Einen User pro Webseite, wobei nicht ich die FTP User habe sondern die jeweiligen Kunden haben einen oder mehrere FTP User.
FTP Benutzernamen sind frei definierbar (abgesehen vom Prefix, denn ich aktiv lassen würde), wie Du sie nennst liegt bei Dir.


----------



## gammlo (3. Mai 2015)

Hrm... OK. Muss man sich wohl erst dran gewöhnen, wobei der Sinn und Zweck dahinter natürlich schon gut ist.

Könnte man denn aber nicht theoretisch einen FTP-Benutzer erstellen und dann über die Gruppen innerhalb des Linux-Systems arbeiten?
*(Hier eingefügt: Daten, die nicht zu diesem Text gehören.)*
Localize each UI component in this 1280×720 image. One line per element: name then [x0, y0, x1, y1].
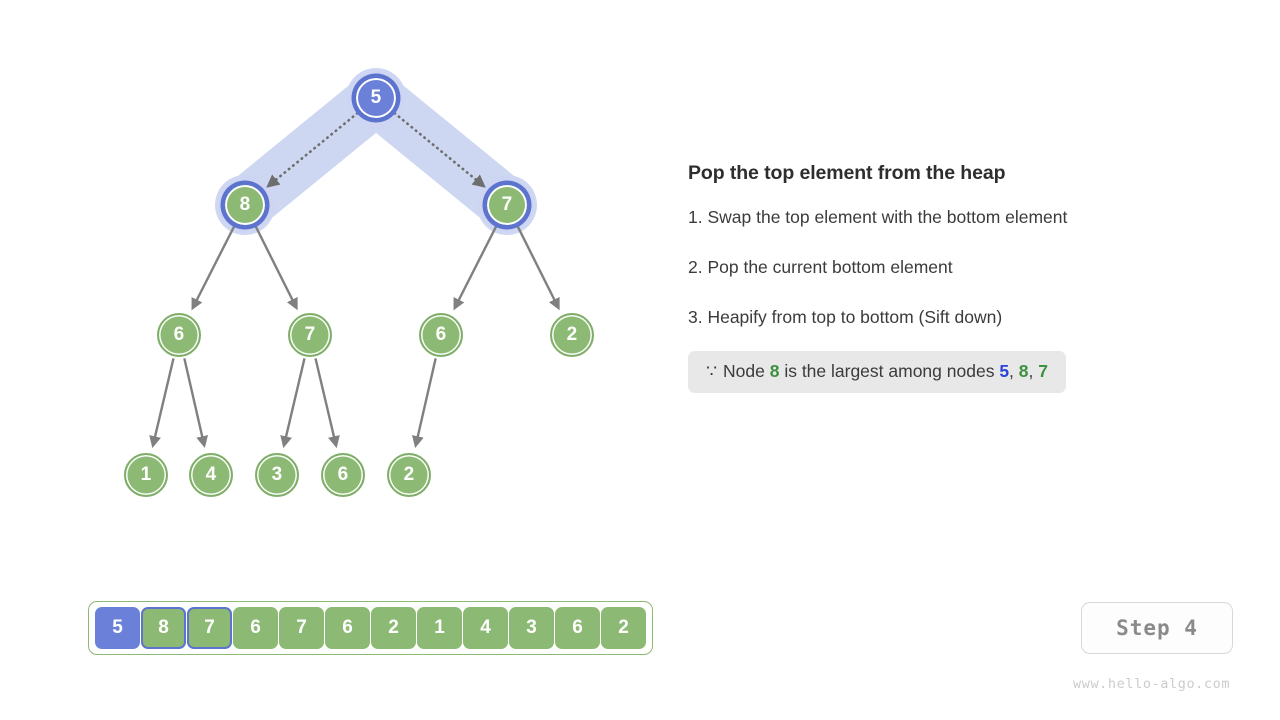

Konkret bei zwei Webseiten nervt es schon ziemlich, dass ich ständig hin und her switchen muss. Da würde ich den FTP-User einfach auf Kundenebene legen, sodass man dann in die jeweiligen Webverzeichnisse zugreifen kann.


----------



## Till (4. Mai 2015)

Zitat von gammlo:


> Könnte man denn aber nicht theoretisch einen FTP-Benutzer erstellen und dann über die Gruppen innerhalb des Linux-Systems arbeiten?


Nein, denn dann könnte ein hacker das selbe tun und hätte wieder Zugriff auf alle sites.


----------



## ffbb (24. März 2017)

Ich würde das gerne mal wieder Thematisieren.
Habe einige Domains die ich auf einem neuaufgesetztem Server portieren möchte (Debian aktuell und ISPconfig aktuell)
Domains habe ich einige und den Server nutze ausschließlich ich selbst, niemand anders. 
Ein globaler FTP-Zugang wäre phantastisch.
Ich stelle mir vor:
Kunde anlegen (Ich selbst)
FTP anlegen
Domains hinzufügen und in passende unterverzeichnisse leiten.
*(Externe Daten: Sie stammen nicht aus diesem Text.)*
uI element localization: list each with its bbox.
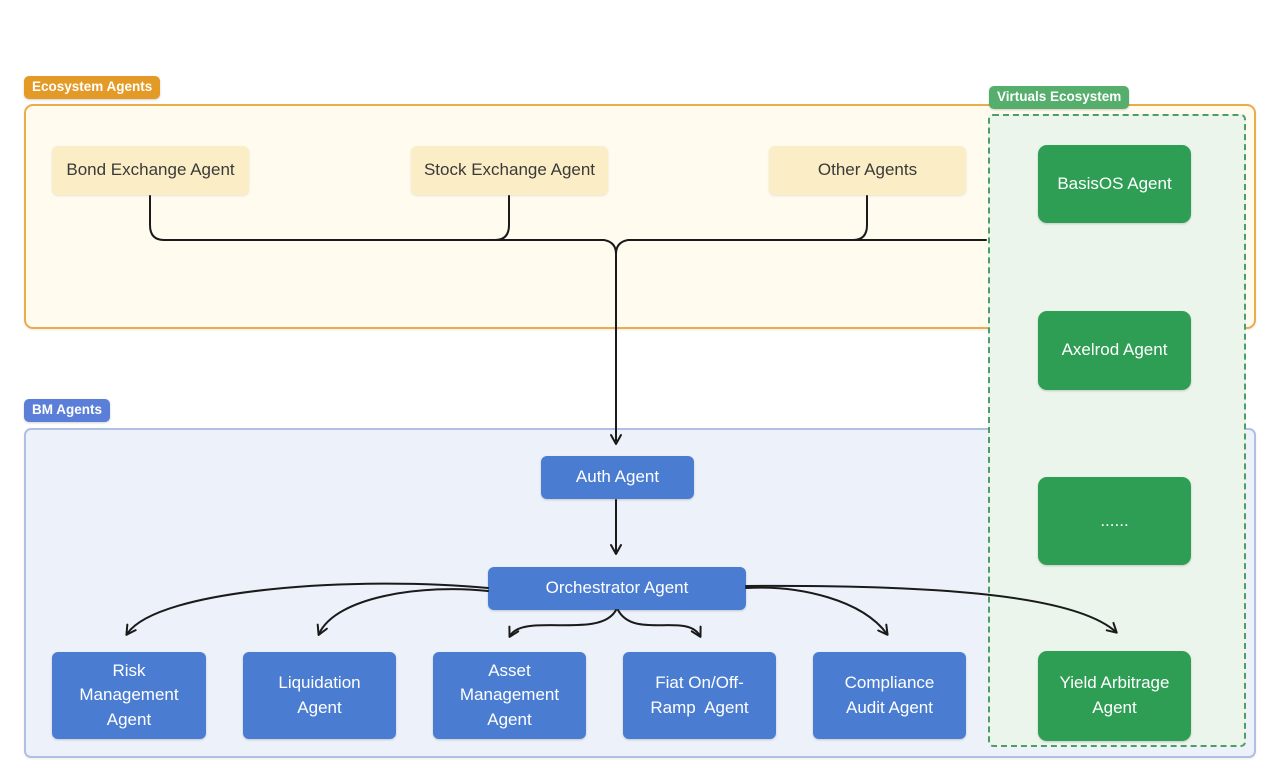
node-fiat-ramp-agent: Fiat On/Off- Ramp Agent <box>623 652 776 739</box>
node-orchestrator-agent: Orchestrator Agent <box>488 567 746 610</box>
node-asset-management-agent: Asset Management Agent <box>433 652 586 739</box>
node-auth-agent: Auth Agent <box>541 456 694 499</box>
node-basisos-agent: BasisOS Agent <box>1038 145 1191 223</box>
node-bond-exchange-agent: Bond Exchange Agent <box>52 146 249 195</box>
node-axelrod-agent: Axelrod Agent <box>1038 311 1191 390</box>
virtuals-ecosystem-badge: Virtuals Ecosystem <box>989 86 1130 109</box>
node-more-agents: ...... <box>1038 477 1191 565</box>
node-compliance-audit-agent: Compliance Audit Agent <box>813 652 966 739</box>
node-stock-exchange-agent: Stock Exchange Agent <box>411 146 608 195</box>
ecosystem-agents-badge: Ecosystem Agents <box>24 76 161 99</box>
node-liquidation-agent: Liquidation Agent <box>243 652 396 739</box>
node-yield-arbitrage-agent: Yield Arbitrage Agent <box>1038 651 1191 741</box>
bm-agents-badge: BM Agents <box>24 399 110 422</box>
node-other-agents: Other Agents <box>769 146 966 195</box>
node-risk-management-agent: Risk Management Agent <box>52 652 206 739</box>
Geht das inzwischen irgendwie? Oder kann mir jemand einen Tipp geben wie ich das händisch machen kann?
Gruß!


----------



## robotto7831a (24. März 2017)

Mounte doch per SSH den passenden Ordner und kopiere die Daten rüber und nachher die Rechte und Besitzer richtig setzen.


----------



## ffbb (24. März 2017)

Zitat von robotto7831a:


> Mounte doch per SSH den passenden Ordner und kopiere die Daten rüber und nachher die Rechte und Besitzer richtig setzen.


Ich erstelle relativ oft neue Ordner und Dateien und sichere Dateien wieder her - das scheint mir nicht so richtig zu helfen...


----------



## Till (24. März 2017)

Zitat von ffbb:


> Geht das inzwischen irgendwie?


Lege Dir eine website an und die anderen seiten als vhost aliasdomains (unter system > Interface config erst aktivieren). Würde ich persönlich zwar nie auf einem Server machen auch wenn alle sites mir gehören, aber es gibt halt Leute denen Sicherheit egal ist, daher haben wir die Möglichkeit eingebaut mehrere vhosts unter einem Linux User laufen zu lassen.


----------



## ffbb (31. März 2017)

Ich bin maximal schwer begeister! Klappt...


----------



## nowayback (31. März 2017)

Zitat von ffbb:


> Ich bin maximal schwer begeister! Klappt...


und ich maximal schwer verwundert...

wenn man mich fragen würde: funktion abschaffen


----------



## planet_fox (18. Apr. 2017)

Ich rate dringend  von solchen workarounds auf Systemen ab die im Netz stehen.


----------